Featured, News

American Legion Post 187 Delivers Different Memorial Day History Lesson

Each and every Memorial Day, American Legion Post 187 Winfield honors the sacrifice of all who have died in service to America with multiple ceremonies.

The usual program includes a review of the history of and origin of Memorial Day. On Monday, May 30, Post Historian Delbert Brannon presented the history of a different kind to attendees at Valley View Memorial Park in Hurricane. It was the history of a poem written in memory of those whose lives were snuffed out, not in the Civil War (the war that prompted Americans to decorate the graves of fallen soldiers), but in World War I.

Brannon told the story of “In Flanders Field” which was written 23 months prior to America’s entry in the Great War which was to end all wars.

The author, Lieutenant-Colonel John McCrae, was Canadian physician who headed a military hospital in close proximity to the front lines in the spring of 1915. Following the Second Battle of Ypres in the Flanders region of Belgium, McCrae presided over the funeral of friend and fellow soldier Lieutenant Alexis Helmer who was killed on May 2, 1915. Following the funeral, McCrae looked over the fresh graves of the fallen. He noted the poppies which had burst into bloom and the rows of crosses. It was a sight which he would not have seen one week earlier (poppy blossoms have short lives).

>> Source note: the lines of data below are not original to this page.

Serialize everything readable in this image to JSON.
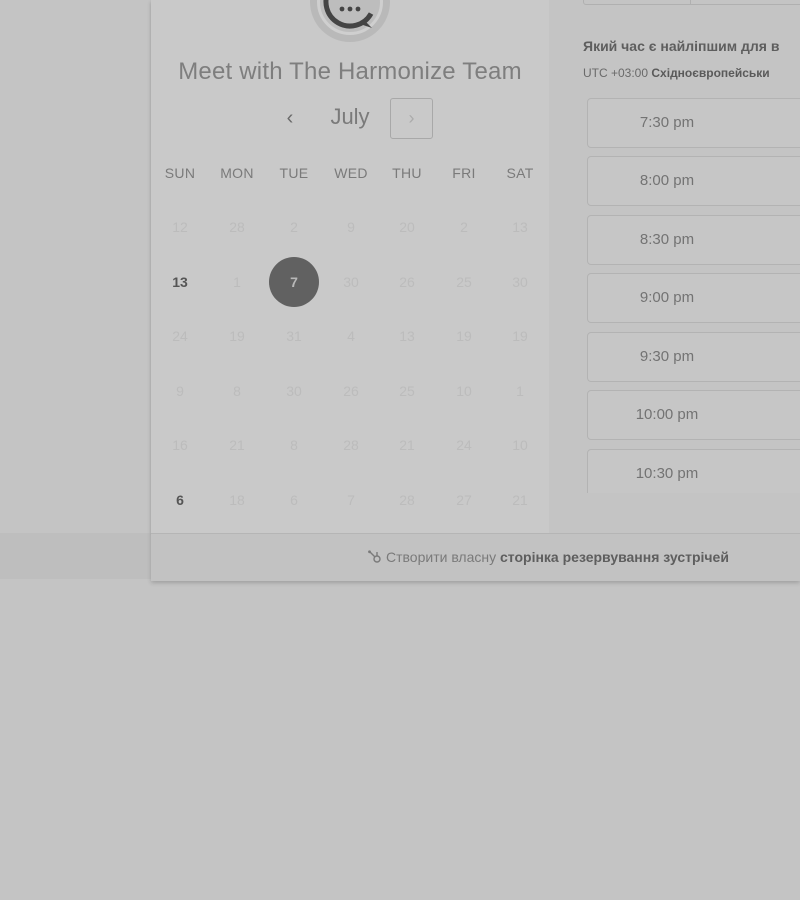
{
  "calendar": {
    "title": "Meet with The Harmonize Team",
    "month": "July",
    "prev_glyph": "‹",
    "next_glyph": "›",
    "weekdays": [
      "SUN",
      "MON",
      "TUE",
      "WED",
      "THU",
      "FRI",
      "SAT"
    ],
    "weeks": [
      [
        "12",
        "28",
        "2",
        "9",
        "20",
        "2",
        "13"
      ],
      [
        "13",
        "1",
        "7",
        "30",
        "26",
        "25",
        "30"
      ],
      [
        "24",
        "19",
        "31",
        "4",
        "13",
        "19",
        "19"
      ],
      [
        "9",
        "8",
        "30",
        "26",
        "25",
        "10",
        "1"
      ],
      [
        "16",
        "21",
        "8",
        "28",
        "21",
        "24",
        "10"
      ],
      [
        "6",
        "18",
        "6",
        "7",
        "28",
        "27",
        "21"
      ]
    ],
    "active_days": [
      "13",
      "6"
    ],
    "selected_day": "7"
  },
  "schedule": {
    "question": "Який час є найліпшим для в",
    "timezone_offset": "UTC +03:00",
    "timezone_name": "Східноєвропейськи",
    "slots": [
      "7:30 pm",
      "8:00 pm",
      "8:30 pm",
      "9:00 pm",
      "9:30 pm",
      "10:00 pm",
      "10:30 pm"
    ]
  },
  "footer": {
    "prefix": "Створити власну",
    "link": "сторінка резервування зустрічей"
  },
  "colors": {
    "background": "#c4c4c4",
    "selected_day": "#616161"
  }
}
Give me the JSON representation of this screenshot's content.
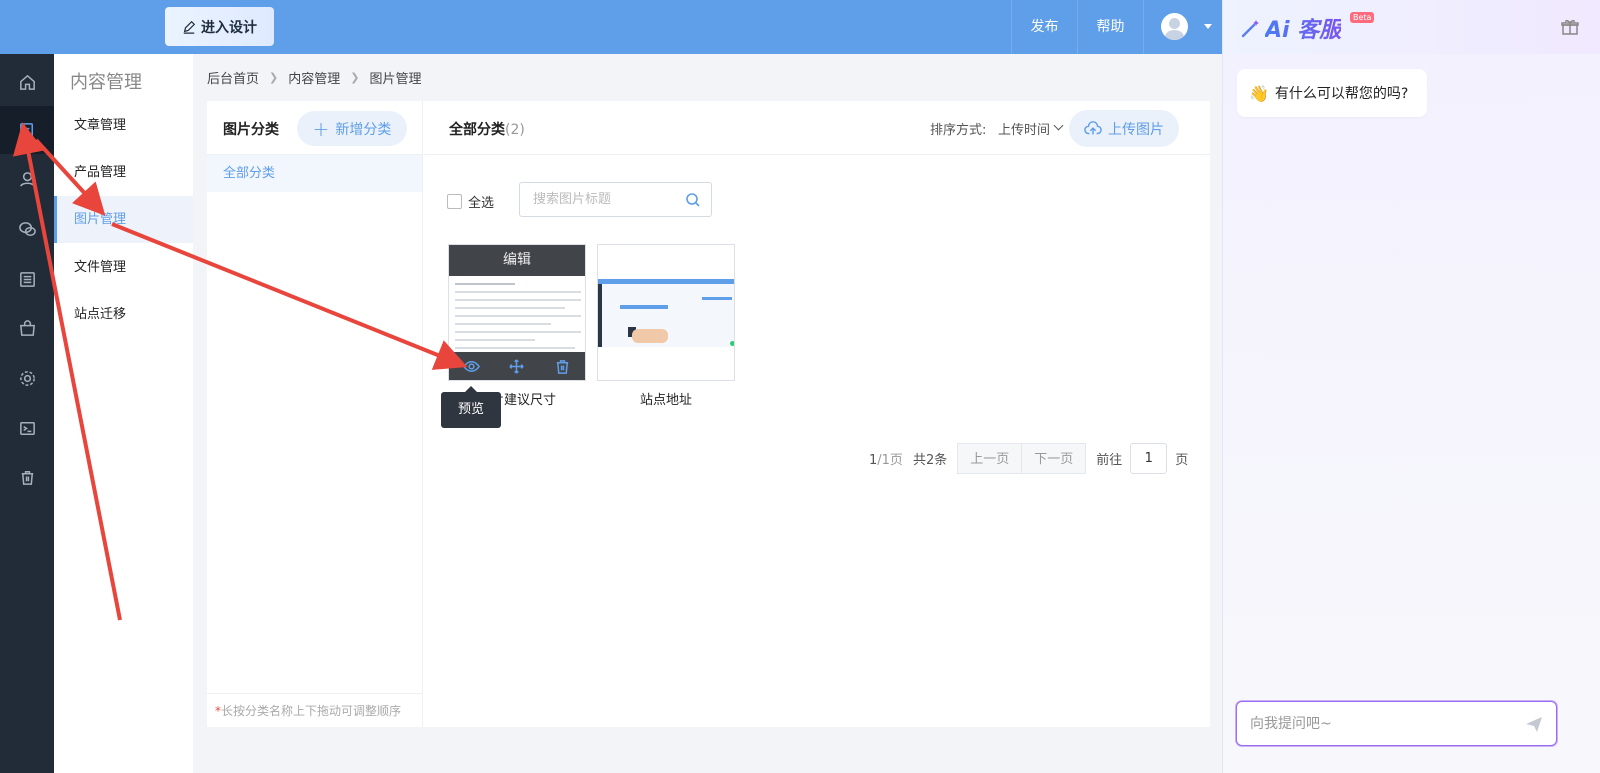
{
  "topbar": {
    "design_label": "进入设计",
    "publish_label": "发布",
    "help_label": "帮助"
  },
  "rail": {
    "icons": [
      "home-icon",
      "content-icon",
      "user-icon",
      "wechat-icon",
      "list-icon",
      "shop-icon",
      "settings-icon",
      "terminal-icon",
      "trash-icon"
    ],
    "active_index": 1
  },
  "subnav": {
    "title": "内容管理",
    "items": [
      {
        "label": "文章管理"
      },
      {
        "label": "产品管理"
      },
      {
        "label": "图片管理"
      },
      {
        "label": "文件管理"
      },
      {
        "label": "站点迁移"
      }
    ],
    "active_index": 2
  },
  "breadcrumb": {
    "items": [
      "后台首页",
      "内容管理",
      "图片管理"
    ]
  },
  "categories": {
    "title": "图片分类",
    "add_label": "新增分类",
    "items": [
      "全部分类"
    ],
    "hint_star": "*",
    "hint": "长按分类名称上下拖动可调整顺序"
  },
  "images_panel": {
    "title": "全部分类",
    "count": "(2)",
    "sort_label": "排序方式:",
    "sort_value": "上传时间",
    "upload_label": "上传图片",
    "select_all_label": "全选",
    "search_placeholder": "搜索图片标题",
    "images": [
      {
        "label": "图片建议尺寸",
        "edit_label": "编辑"
      },
      {
        "label": "站点地址"
      }
    ],
    "tooltip": "预览"
  },
  "pagination": {
    "current": "1",
    "total_pages": "/1页",
    "total_items": "共2条",
    "prev_label": "上一页",
    "next_label": "下一页",
    "goto_label": "前往",
    "goto_value": "1",
    "page_suffix": "页"
  },
  "ai_panel": {
    "logo_text": "Ai 客服",
    "beta": "Beta",
    "greeting": "有什么可以帮您的吗?",
    "input_placeholder": "向我提问吧~"
  },
  "colors": {
    "brand": "#5f9ee8",
    "rail_bg": "#222b38",
    "annotation_arrow": "#e8453c"
  }
}
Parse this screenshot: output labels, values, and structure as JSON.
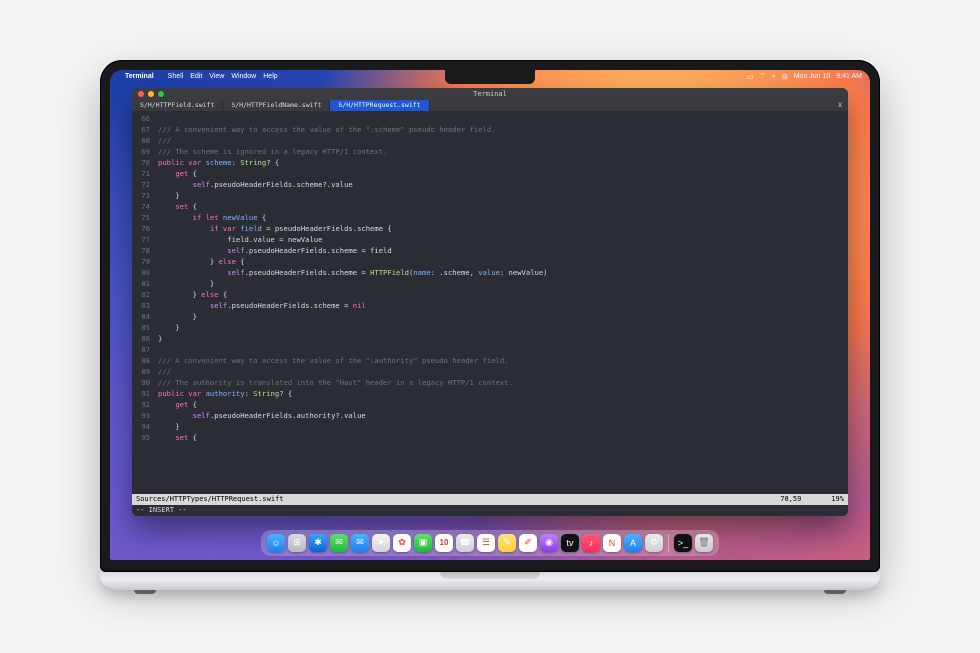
{
  "menubar": {
    "app": "Terminal",
    "items": [
      "Shell",
      "Edit",
      "View",
      "Window",
      "Help"
    ],
    "right": {
      "date": "Mon Jun 10",
      "time": "9:41 AM"
    }
  },
  "terminal": {
    "title": "Terminal",
    "tabs": [
      {
        "label": "S/H/HTTPField.swift",
        "active": false
      },
      {
        "label": "S/H/HTTPFieldName.swift",
        "active": false
      },
      {
        "label": "S/H/HTTPRequest.swift",
        "active": true
      }
    ],
    "tab_close": "X",
    "status": {
      "path": "Sources/HTTPTypes/HTTPRequest.swift",
      "pos": "78,59",
      "pct": "19%"
    },
    "mode": "-- INSERT --",
    "lines": [
      {
        "n": "66",
        "t": ""
      },
      {
        "n": "67",
        "t": "/// A convenient way to access the value of the \":scheme\" pseudo header field.",
        "cls": "c-comment"
      },
      {
        "n": "68",
        "t": "///",
        "cls": "c-comment"
      },
      {
        "n": "69",
        "t": "/// The scheme is ignored in a legacy HTTP/1 context.",
        "cls": "c-comment"
      },
      {
        "n": "70",
        "seg": [
          [
            "public ",
            "c-kw"
          ],
          [
            "var ",
            "c-kw"
          ],
          [
            "scheme",
            "c-ident"
          ],
          [
            ": ",
            ""
          ],
          [
            "String",
            "c-type"
          ],
          [
            "? {",
            ""
          ]
        ]
      },
      {
        "n": "71",
        "seg": [
          [
            "    ",
            ""
          ],
          [
            "get",
            " c-kw"
          ],
          [
            " {",
            ""
          ]
        ]
      },
      {
        "n": "72",
        "seg": [
          [
            "        ",
            ""
          ],
          [
            "self",
            "c-self"
          ],
          [
            ".pseudoHeaderFields.scheme?.value",
            ""
          ]
        ]
      },
      {
        "n": "73",
        "t": "    }"
      },
      {
        "n": "74",
        "seg": [
          [
            "    ",
            ""
          ],
          [
            "set",
            "c-kw"
          ],
          [
            " {",
            ""
          ]
        ]
      },
      {
        "n": "75",
        "seg": [
          [
            "        ",
            ""
          ],
          [
            "if let ",
            "c-kw"
          ],
          [
            "newValue",
            "c-ident"
          ],
          [
            " {",
            ""
          ]
        ]
      },
      {
        "n": "76",
        "seg": [
          [
            "            ",
            ""
          ],
          [
            "if var ",
            "c-kw"
          ],
          [
            "field",
            "c-ident"
          ],
          [
            " = pseudoHeaderFields.scheme {",
            ""
          ]
        ]
      },
      {
        "n": "77",
        "seg": [
          [
            "                field.value = newValue",
            ""
          ]
        ]
      },
      {
        "n": "78",
        "seg": [
          [
            "                ",
            ""
          ],
          [
            "self",
            "c-self"
          ],
          [
            ".pseudoHeaderFields.scheme = field",
            ""
          ]
        ]
      },
      {
        "n": "79",
        "seg": [
          [
            "            } ",
            ""
          ],
          [
            "else",
            "c-kw"
          ],
          [
            " {",
            ""
          ]
        ]
      },
      {
        "n": "80",
        "seg": [
          [
            "                ",
            ""
          ],
          [
            "self",
            "c-self"
          ],
          [
            ".pseudoHeaderFields.scheme = ",
            ""
          ],
          [
            "HTTPField",
            "c-fn"
          ],
          [
            "(",
            ""
          ],
          [
            "name",
            "c-param"
          ],
          [
            ": .scheme, ",
            ""
          ],
          [
            "value",
            "c-param"
          ],
          [
            ": newValue)",
            ""
          ]
        ]
      },
      {
        "n": "81",
        "t": "            }"
      },
      {
        "n": "82",
        "seg": [
          [
            "        } ",
            ""
          ],
          [
            "else",
            "c-kw"
          ],
          [
            " {",
            ""
          ]
        ]
      },
      {
        "n": "83",
        "seg": [
          [
            "            ",
            ""
          ],
          [
            "self",
            "c-self"
          ],
          [
            ".pseudoHeaderFields.scheme = ",
            ""
          ],
          [
            "nil",
            "c-kw"
          ]
        ]
      },
      {
        "n": "84",
        "t": "        }"
      },
      {
        "n": "85",
        "t": "    }"
      },
      {
        "n": "86",
        "t": "}"
      },
      {
        "n": "87",
        "t": ""
      },
      {
        "n": "88",
        "t": "/// A convenient way to access the value of the \":authority\" pseudo header field.",
        "cls": "c-comment"
      },
      {
        "n": "89",
        "t": "///",
        "cls": "c-comment"
      },
      {
        "n": "90",
        "t": "/// The authority is translated into the \"Host\" header in a legacy HTTP/1 context.",
        "cls": "c-comment"
      },
      {
        "n": "91",
        "seg": [
          [
            "public ",
            "c-kw"
          ],
          [
            "var ",
            "c-kw"
          ],
          [
            "authority",
            "c-ident"
          ],
          [
            ": ",
            ""
          ],
          [
            "String",
            "c-type"
          ],
          [
            "? {",
            ""
          ]
        ]
      },
      {
        "n": "92",
        "seg": [
          [
            "    ",
            ""
          ],
          [
            "get",
            "c-kw"
          ],
          [
            " {",
            ""
          ]
        ]
      },
      {
        "n": "93",
        "seg": [
          [
            "        ",
            ""
          ],
          [
            "self",
            "c-self"
          ],
          [
            ".pseudoHeaderFields.authority?.value",
            ""
          ]
        ]
      },
      {
        "n": "94",
        "t": "    }"
      },
      {
        "n": "95",
        "seg": [
          [
            "    ",
            ""
          ],
          [
            "set",
            "c-kw"
          ],
          [
            " {",
            ""
          ]
        ]
      }
    ]
  },
  "dock": [
    {
      "name": "finder",
      "bg": "linear-gradient(#4ab4ff,#1e7ef0)",
      "g": "☺"
    },
    {
      "name": "launchpad",
      "bg": "linear-gradient(#d9dbe0,#b8bac0)",
      "g": "⊞"
    },
    {
      "name": "safari",
      "bg": "linear-gradient(#36a7ff,#0b62d6)",
      "g": "✱"
    },
    {
      "name": "messages",
      "bg": "linear-gradient(#62e06a,#1fb83a)",
      "g": "✉"
    },
    {
      "name": "mail",
      "bg": "linear-gradient(#4ab4ff,#1e7ef0)",
      "g": "✉"
    },
    {
      "name": "maps",
      "bg": "linear-gradient(#f5f5f7,#d3d3d7)",
      "g": "➤"
    },
    {
      "name": "photos",
      "bg": "#fff",
      "g": "✿"
    },
    {
      "name": "facetime",
      "bg": "linear-gradient(#62e06a,#1fb83a)",
      "g": "▣"
    },
    {
      "name": "calendar",
      "bg": "#fff",
      "g": "10"
    },
    {
      "name": "contacts",
      "bg": "linear-gradient(#e9e9ec,#cfd0d4)",
      "g": "☎"
    },
    {
      "name": "reminders",
      "bg": "#fff",
      "g": "☰"
    },
    {
      "name": "notes",
      "bg": "linear-gradient(#ffe27a,#ffcf3e)",
      "g": "✎"
    },
    {
      "name": "freeform",
      "bg": "#fff",
      "g": "✐"
    },
    {
      "name": "podcasts",
      "bg": "linear-gradient(#c080ff,#8a3df0)",
      "g": "◉"
    },
    {
      "name": "tv",
      "bg": "#111",
      "g": "tv"
    },
    {
      "name": "music",
      "bg": "linear-gradient(#ff5a7a,#ff2d55)",
      "g": "♪"
    },
    {
      "name": "news",
      "bg": "#fff",
      "g": "N"
    },
    {
      "name": "appstore",
      "bg": "linear-gradient(#4ab4ff,#1e7ef0)",
      "g": "A"
    },
    {
      "name": "settings",
      "bg": "linear-gradient(#e9e9ec,#cfd0d4)",
      "g": "⚙"
    },
    {
      "name": "sep"
    },
    {
      "name": "terminal",
      "bg": "#111",
      "g": ">_"
    },
    {
      "name": "trash",
      "bg": "trash",
      "g": "🗑"
    }
  ]
}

It was reported that McCrae wrote the poem on the spot and then crumpled and discarded it. It was retrieved by a fellow soldier. Months later McCrea submitted the poem for publication. The poem was publish and republished worldwide and became synonymous with the sacrifice of the soldiers who died in the First World War. The poem now memorializes the sacrifice of all who have perished for freedom’s cause.

McCrae’s poem follows:

In Flanders Fields

In Flanders Fields, the poppies blow
Between the crosses, row on row,
That mark our place; and in the sky
The larks, still bravely singing, fly
Scarce heard amid the guns below.

We are the dead. Short days ago
We lived, felt dawn, saw sunset glow,
Loved and were loved, and now we lie,
In Flanders fields.

Take up our quarrel with the foe:
To you from failing hands we throw
The torch; be yours to hold it high.
If ye break faith with us who die
We shall not sleep, though poppies grow
In Flanders fields.

James E. Marshall Post 187 executes the 21-gun salute.